We shall see, but as I said on the Arsecast the other day, let’s hope whatever happens, with all our transfers, happens quickly and we avoid the protracted sagas that have been the bane of many a summer. Footballing soap opera bullshit which, like Robbie Savage, is the most unseemly element of the game and really ought to put in a cloth sacked, weighed down with stones and fucked into a fast flowing river.

Some transfer rumours this morning involve Gonzalo Higuain, who is apparently available from Real Madrid, and Wigan’s James McCarthy, a player I know the manager has had his eye on for some time. The latter more likely than the former but still not that likely, in my opinion. It would require a Diabpature for it to be realistic, I think.

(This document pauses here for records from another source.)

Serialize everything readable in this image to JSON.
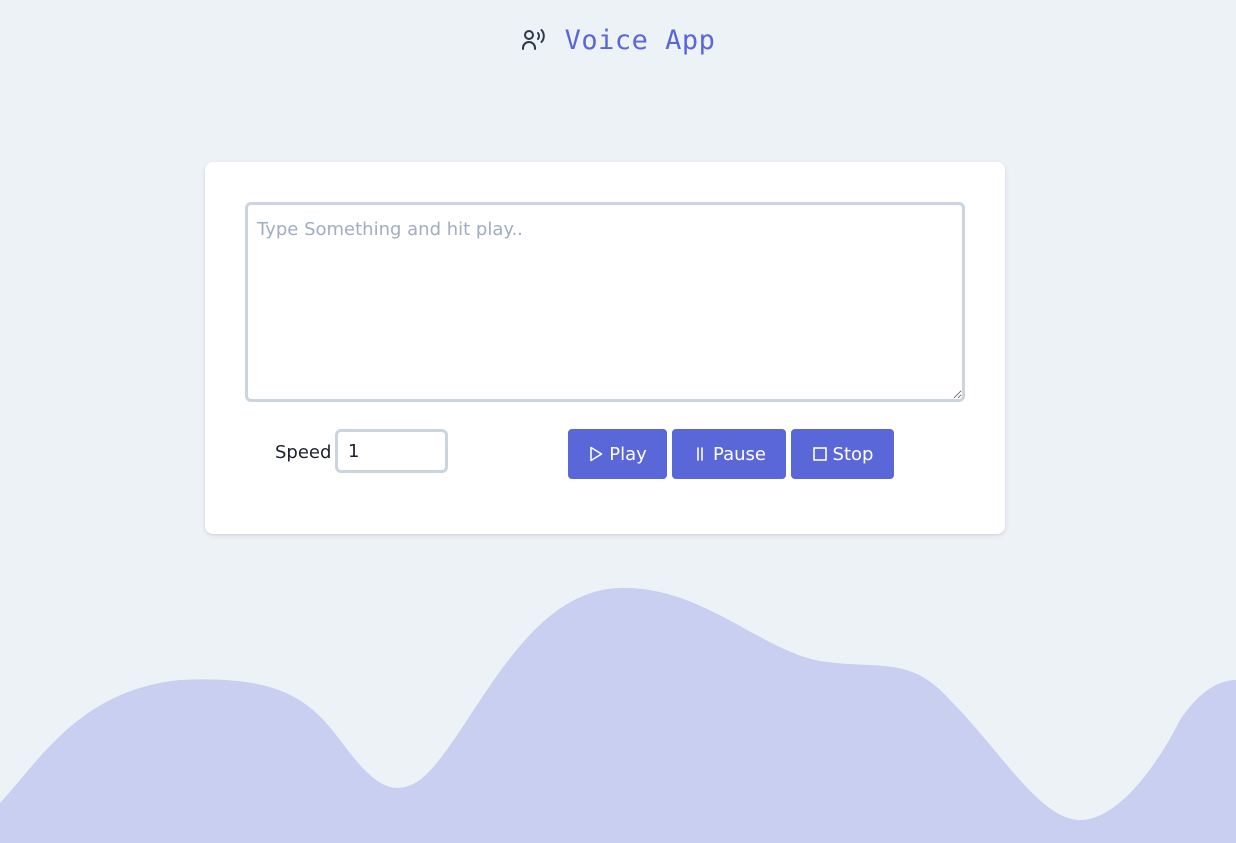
{
  "header": {
    "title": "Voice App",
    "icon": "voice-icon"
  },
  "editor": {
    "placeholder": "Type Something and hit play..",
    "value": ""
  },
  "controls": {
    "speed_label": "Speed",
    "speed_value": "1",
    "play_label": "Play",
    "pause_label": "Pause",
    "stop_label": "Stop",
    "play_icon": "play-icon",
    "pause_icon": "pause-icon",
    "stop_icon": "stop-icon"
  },
  "colors": {
    "background": "#edf2f7",
    "accent": "#5a67d8",
    "wave": "#c9cff0",
    "card": "#ffffff",
    "border": "#cbd5e0"
  }
}
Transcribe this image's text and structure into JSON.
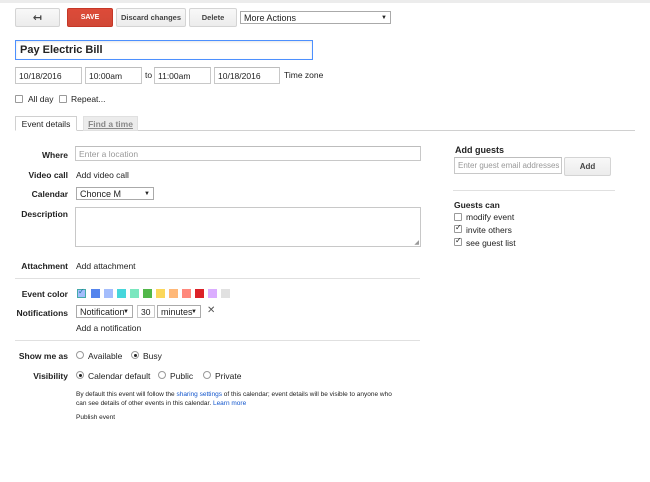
{
  "toolbar": {
    "back_icon": "back-arrow-icon",
    "save_label": "SAVE",
    "discard_label": "Discard changes",
    "delete_label": "Delete",
    "more_actions_value": "More Actions"
  },
  "event": {
    "title": "Pay Electric Bill",
    "start_date": "10/18/2016",
    "start_time": "10:00am",
    "to_label": "to",
    "end_time": "11:00am",
    "end_date": "10/18/2016",
    "time_zone_link": "Time zone",
    "all_day_label": "All day",
    "all_day_checked": false,
    "repeat_label": "Repeat...",
    "repeat_checked": false
  },
  "tabs": {
    "details": "Event details",
    "find_time": "Find a time"
  },
  "details": {
    "where_label": "Where",
    "where_placeholder": "Enter a location",
    "video_label": "Video call",
    "video_link": "Add video call",
    "calendar_label": "Calendar",
    "calendar_value": "Chonce M",
    "description_label": "Description",
    "attachment_label": "Attachment",
    "attachment_link": "Add attachment",
    "color_label": "Event color",
    "colors": [
      "#a4bdfc",
      "#5484ed",
      "#a4bdfc",
      "#46d6db",
      "#7ae7bf",
      "#51b749",
      "#fbd75b",
      "#ffb878",
      "#ff887c",
      "#dc2127",
      "#dbadff",
      "#e1e1e1"
    ],
    "notifications_label": "Notifications",
    "notification_type": "Notification",
    "notification_amount": "30",
    "notification_unit": "minutes",
    "remove_icon": "close-icon",
    "add_notification_link": "Add a notification",
    "show_me_as_label": "Show me as",
    "available_label": "Available",
    "busy_label": "Busy",
    "visibility_label": "Visibility",
    "calendar_default_label": "Calendar default",
    "public_label": "Public",
    "private_label": "Private",
    "visibility_note_1": "By default this event will follow the",
    "sharing_settings_link": "sharing settings",
    "visibility_note_2": "of this calendar; event details will be visible to anyone who",
    "visibility_note_3": "can see details of other events in this calendar.",
    "learn_more_link": "Learn more",
    "publish_link": "Publish event"
  },
  "guests": {
    "heading": "Add guests",
    "input_placeholder": "Enter guest email addresses",
    "add_button": "Add",
    "guests_can_heading": "Guests can",
    "modify_label": "modify event",
    "modify_checked": false,
    "invite_label": "invite others",
    "invite_checked": true,
    "see_list_label": "see guest list",
    "see_list_checked": true
  }
}
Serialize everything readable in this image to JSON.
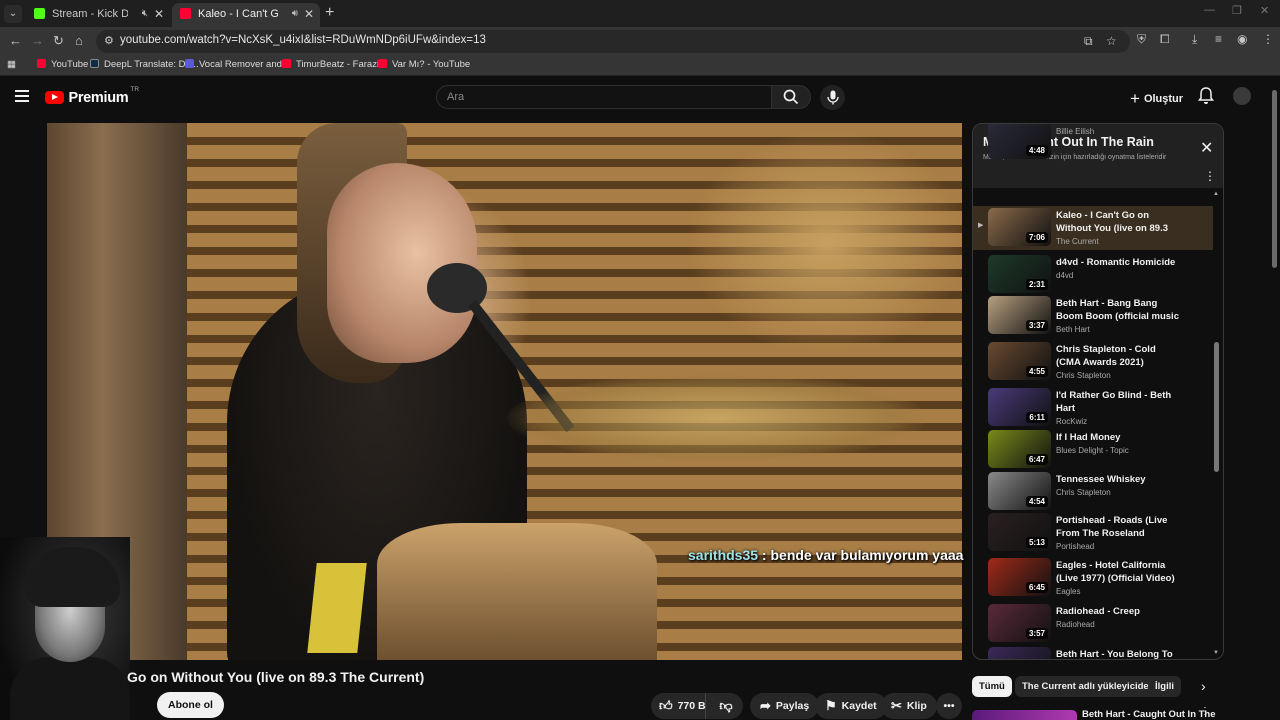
{
  "browser": {
    "tabs": [
      {
        "title": "Stream - Kick Dashboard",
        "favicon_color": "#53fc18",
        "muted_icon": "speaker-off-icon"
      },
      {
        "title": "Kaleo - I Can't Go on Witho",
        "favicon_color": "#ff0033",
        "audio_icon": "speaker-on-icon",
        "active": true
      }
    ],
    "new_tab": "+",
    "url": "youtube.com/watch?v=NcXsK_u4ixI&list=RDuWmNDp6iUFw&index=13",
    "bookmarks": [
      {
        "label": "YouTube",
        "color": "#ff0033"
      },
      {
        "label": "DeepL Translate: Dü...",
        "color": "#0f2b46"
      },
      {
        "label": "Vocal Remover and...",
        "color": "#5b5bd6"
      },
      {
        "label": "TimurBeatz - Farazi...",
        "color": "#ff0033"
      },
      {
        "label": "Var Mı? - YouTube",
        "color": "#ff0033"
      }
    ]
  },
  "header": {
    "logo_text": "Premium",
    "logo_region": "TR",
    "search_placeholder": "Ara",
    "create_label": "Oluştur"
  },
  "video": {
    "chat_user": "sarithds35",
    "chat_message": " : bende var bulamıyorum yaaa",
    "title": "Go on Without You (live on 89.3 The Current)",
    "subscribe_label": "Abone ol",
    "likes": "770 B",
    "share_label": "Paylaş",
    "save_label": "Kaydet",
    "clip_label": "Klip"
  },
  "playlist": {
    "title": "Mix - Caught Out In The Rain",
    "subtitle": "Mix'ler, YouTube'un sizin için hazırladığı oynatma listeleridir",
    "items": [
      {
        "title": "",
        "channel": "Billie Eilish",
        "duration": "4:48",
        "thumb": "#2a2a3a"
      },
      {
        "title": "Kaleo - I Can't Go on Without You (live on 89.3 The Current)",
        "channel": "The Current",
        "duration": "7:06",
        "thumb": "#8a6a4a",
        "active": true
      },
      {
        "title": "d4vd - Romantic Homicide",
        "channel": "d4vd",
        "duration": "2:31",
        "thumb": "#1e3a2a"
      },
      {
        "title": "Beth Hart - Bang Bang Boom Boom (official music video)...",
        "channel": "Beth Hart",
        "duration": "3:37",
        "thumb": "#b8a080"
      },
      {
        "title": "Chris Stapleton - Cold (CMA Awards 2021)",
        "channel": "Chris Stapleton",
        "duration": "4:55",
        "thumb": "#6a4a30"
      },
      {
        "title": "I'd Rather Go Blind - Beth Hart",
        "channel": "RocKwiz",
        "duration": "6:11",
        "thumb": "#4a3a7a"
      },
      {
        "title": "If I Had Money",
        "channel": "Blues Delight - Topic",
        "duration": "6:47",
        "thumb": "#7a8a1a"
      },
      {
        "title": "Tennessee Whiskey",
        "channel": "Chris Stapleton",
        "duration": "4:54",
        "thumb": "#8a8a8a"
      },
      {
        "title": "Portishead - Roads (Live From The Roseland Ballroom, NYC)",
        "channel": "Portishead",
        "duration": "5:13",
        "thumb": "#2a2020"
      },
      {
        "title": "Eagles - Hotel California (Live 1977) (Official Video) [HD]",
        "channel": "Eagles",
        "duration": "6:45",
        "thumb": "#a02a1a"
      },
      {
        "title": "Radiohead - Creep",
        "channel": "Radiohead",
        "duration": "3:57",
        "thumb": "#5a2a3a"
      },
      {
        "title": "Beth Hart - You Belong To Me -",
        "channel": "",
        "duration": "",
        "thumb": "#3a2a5a"
      }
    ]
  },
  "chips": [
    "Tümü",
    "The Current adlı yükleyiciden",
    "İlgili"
  ],
  "recommendation": {
    "title": "Beth Hart - Caught Out In The"
  }
}
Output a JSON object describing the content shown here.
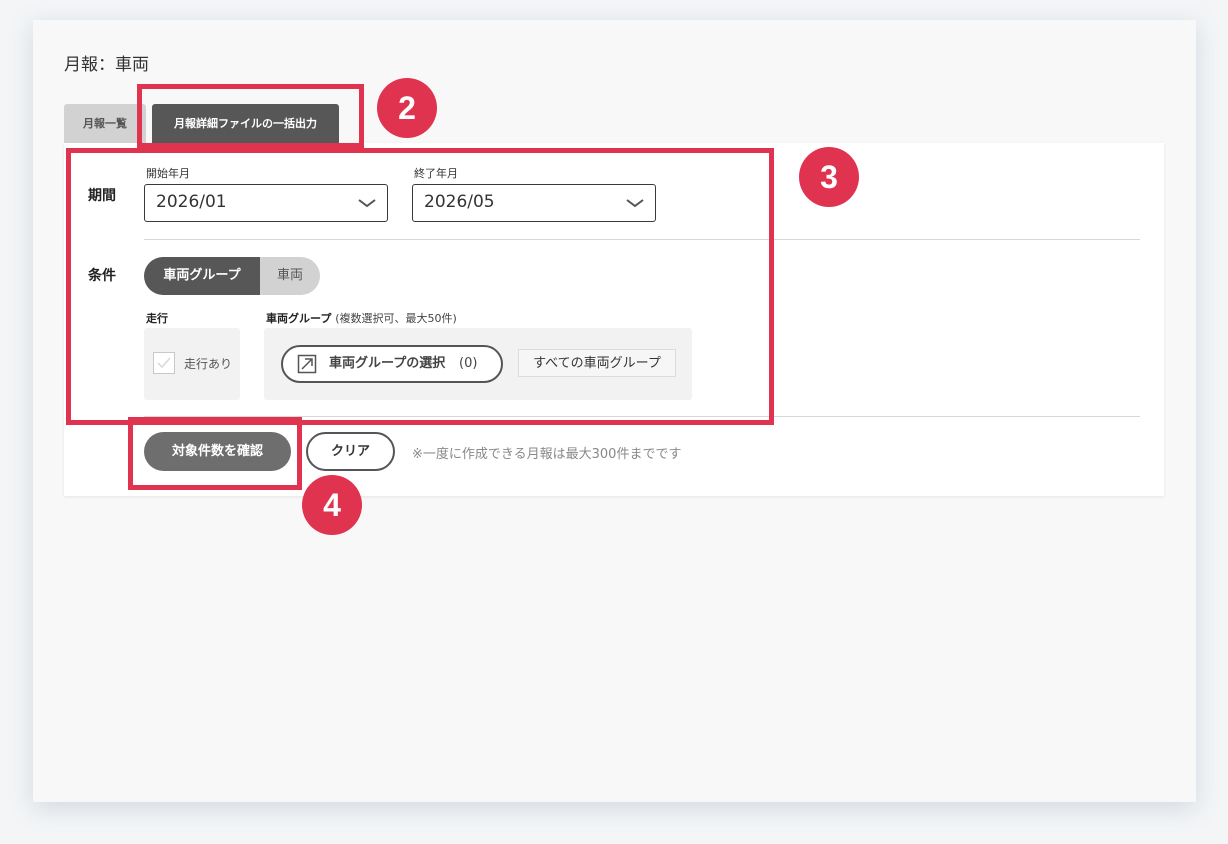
{
  "page_title": "月報：車両",
  "tabs": [
    {
      "label": "月報一覧"
    },
    {
      "label": "月報詳細ファイルの一括出力"
    }
  ],
  "period": {
    "label": "期間",
    "start": {
      "label": "開始年月",
      "value": "2026/01"
    },
    "end": {
      "label": "終了年月",
      "value": "2026/05"
    }
  },
  "conditions": {
    "label": "条件",
    "segments": [
      {
        "label": "車両グループ",
        "selected": true
      },
      {
        "label": "車両",
        "selected": false
      }
    ],
    "running": {
      "heading": "走行",
      "checkbox_label": "走行あり"
    },
    "vehicle_group": {
      "heading": "車両グループ",
      "note": "(複数選択可、最大50件)",
      "select_label": "車両グループの選択",
      "count": "(0)",
      "all_tag": "すべての車両グループ"
    }
  },
  "actions": {
    "confirm": "対象件数を確認",
    "clear": "クリア",
    "note": "※一度に作成できる月報は最大300件までです"
  },
  "badges": [
    "2",
    "3",
    "4"
  ],
  "colors": {
    "highlight": "#e0334f",
    "dark_button": "#575757"
  }
}
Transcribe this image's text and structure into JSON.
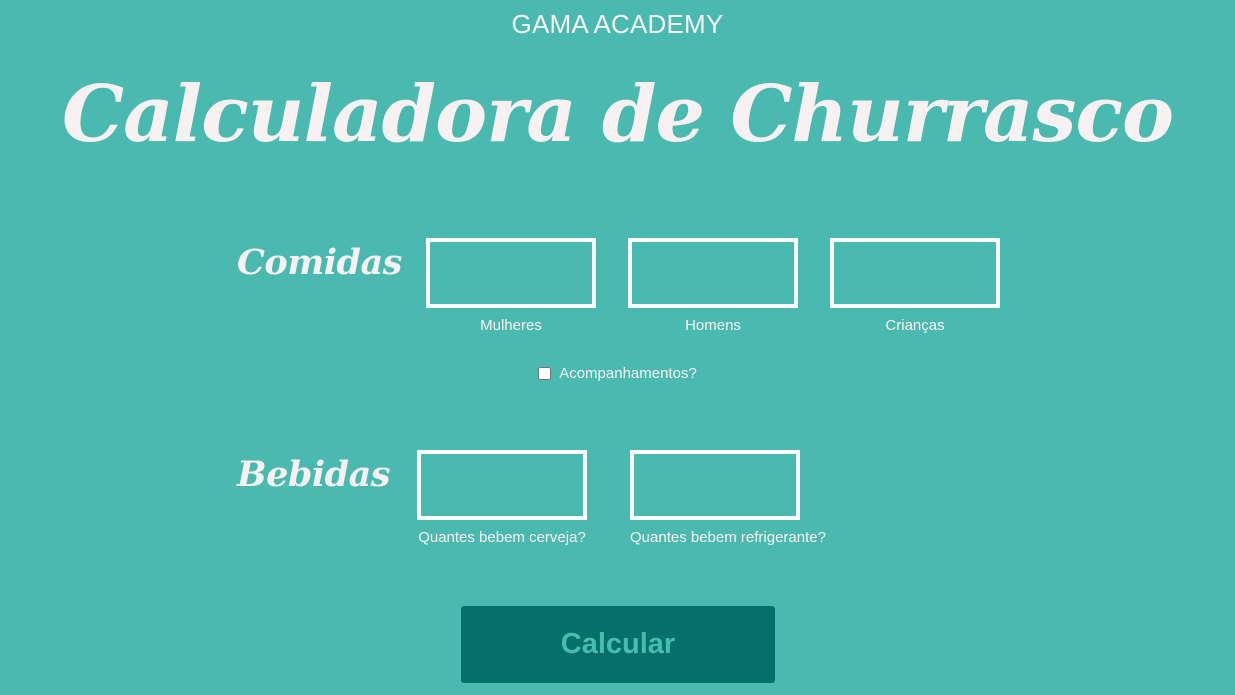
{
  "header": {
    "brand": "GAMA ACADEMY",
    "title": "Calculadora de Churrasco"
  },
  "comidas": {
    "label": "Comidas",
    "fields": [
      {
        "caption": "Mulheres",
        "value": ""
      },
      {
        "caption": "Homens",
        "value": ""
      },
      {
        "caption": "Crianças",
        "value": ""
      }
    ],
    "acompanhamentos": {
      "label": "Acompanhamentos?",
      "checked": false
    }
  },
  "bebidas": {
    "label": "Bebidas",
    "fields": [
      {
        "caption": "Quantes bebem cerveja?",
        "value": ""
      },
      {
        "caption": "Quantes bebem refrigerante?",
        "value": ""
      }
    ]
  },
  "actions": {
    "calcular_label": "Calcular"
  },
  "colors": {
    "background": "#4ab9b0",
    "button": "#05706a",
    "button_text": "#47bdb2",
    "text": "#f7f1f1"
  }
}
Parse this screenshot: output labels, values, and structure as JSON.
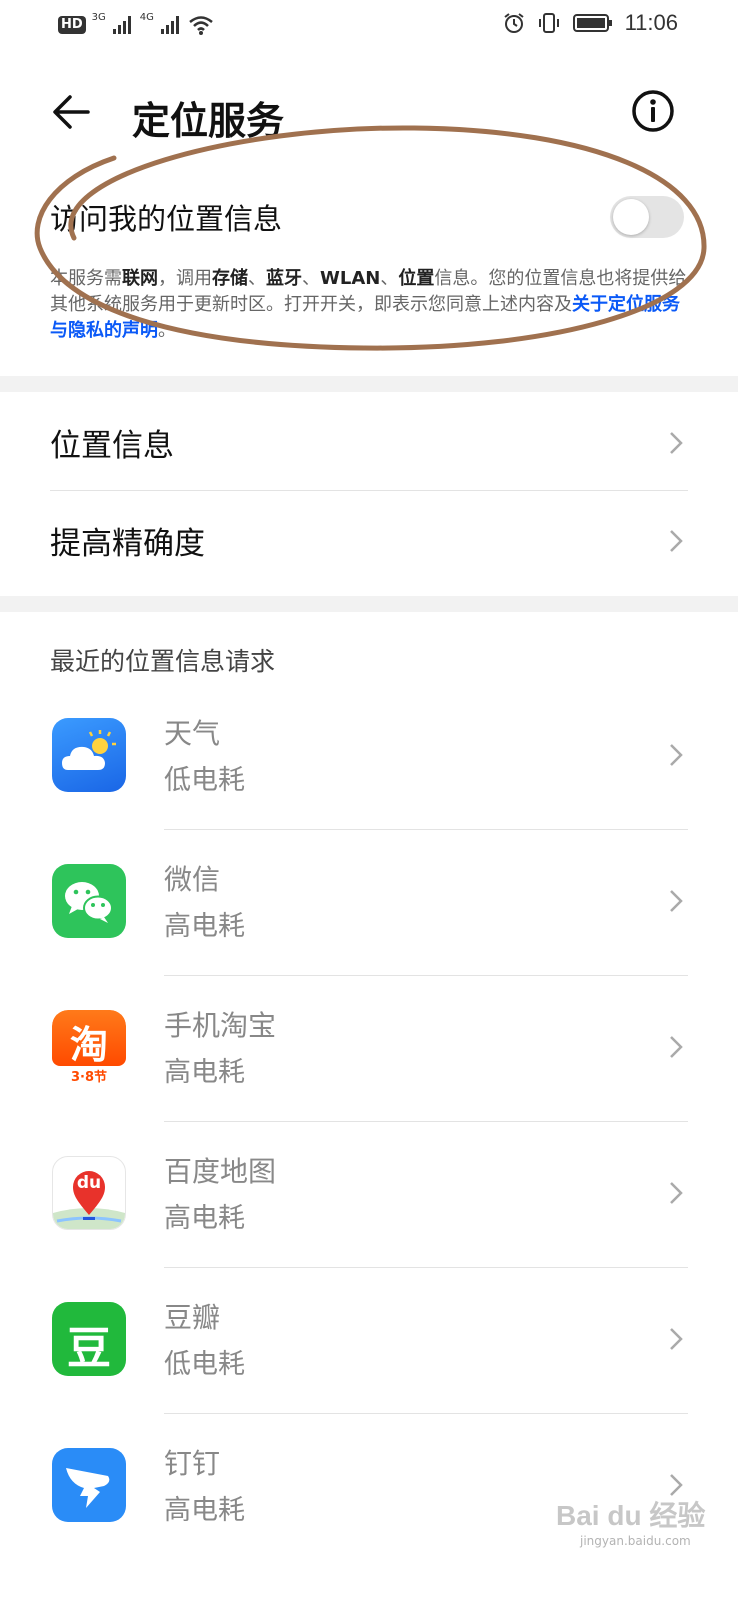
{
  "status_bar": {
    "hd_label": "HD",
    "net1": "3G",
    "net2": "4G",
    "time": "11:06"
  },
  "header": {
    "title": "定位服务"
  },
  "location_access": {
    "label": "访问我的位置信息",
    "enabled": false,
    "desc": {
      "p1": "本服务需",
      "b1": "联网",
      "p2": "，调用",
      "b2": "存储",
      "p3": "、",
      "b3": "蓝牙",
      "p4": "、",
      "b4": "WLAN",
      "p5": "、",
      "b5": "位置",
      "p6": "信息。您的位置信息也将提供给其他系统服务用于更新时区。打开开关，即表示您同意上述内容及",
      "link": "关于定位服务与隐私的声明",
      "p7": "。"
    }
  },
  "menu": [
    {
      "label": "位置信息"
    },
    {
      "label": "提高精确度"
    }
  ],
  "recent": {
    "title": "最近的位置信息请求",
    "apps": [
      {
        "name": "天气",
        "power": "低电耗",
        "icon": "weather-icon"
      },
      {
        "name": "微信",
        "power": "高电耗",
        "icon": "wechat-icon"
      },
      {
        "name": "手机淘宝",
        "power": "高电耗",
        "icon": "taobao-icon",
        "icon_text": "淘",
        "icon_sub": "3·8节"
      },
      {
        "name": "百度地图",
        "power": "高电耗",
        "icon": "baidu-map-icon",
        "icon_text": "du"
      },
      {
        "name": "豆瓣",
        "power": "低电耗",
        "icon": "douban-icon",
        "icon_text": "豆"
      },
      {
        "name": "钉钉",
        "power": "高电耗",
        "icon": "dingtalk-icon"
      }
    ]
  },
  "watermark": {
    "text": "Bai du 经验",
    "sub": "jingyan.baidu.com"
  },
  "colors": {
    "link": "#0a59f7",
    "annotation": "#a0714f",
    "background": "#f2f2f2"
  }
}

Apparently Alex Song has had some kind of Nasri-esque bust up with Samuel Eto’o on international duty and been dismisssed from the Cameroon squad. I don’t have much interest in this, to be honest. I know some people might suggest that Song, being a young guy who has won precisely fuck all in his career, ought to be more respectful of a guy like Eto’o who has won quite a lot, but then who really gives a shit what any of them do on international duty?

Plus I can never think of Eto’o without thinking of this and it always makes me laugh. Any excuse, I know.

Bonus reading: Tim Stillman knows what this country really needs.

Till tomorrow, people who make a sound like a walrus having anal sex when they cry (there’s no short term for that, sorry).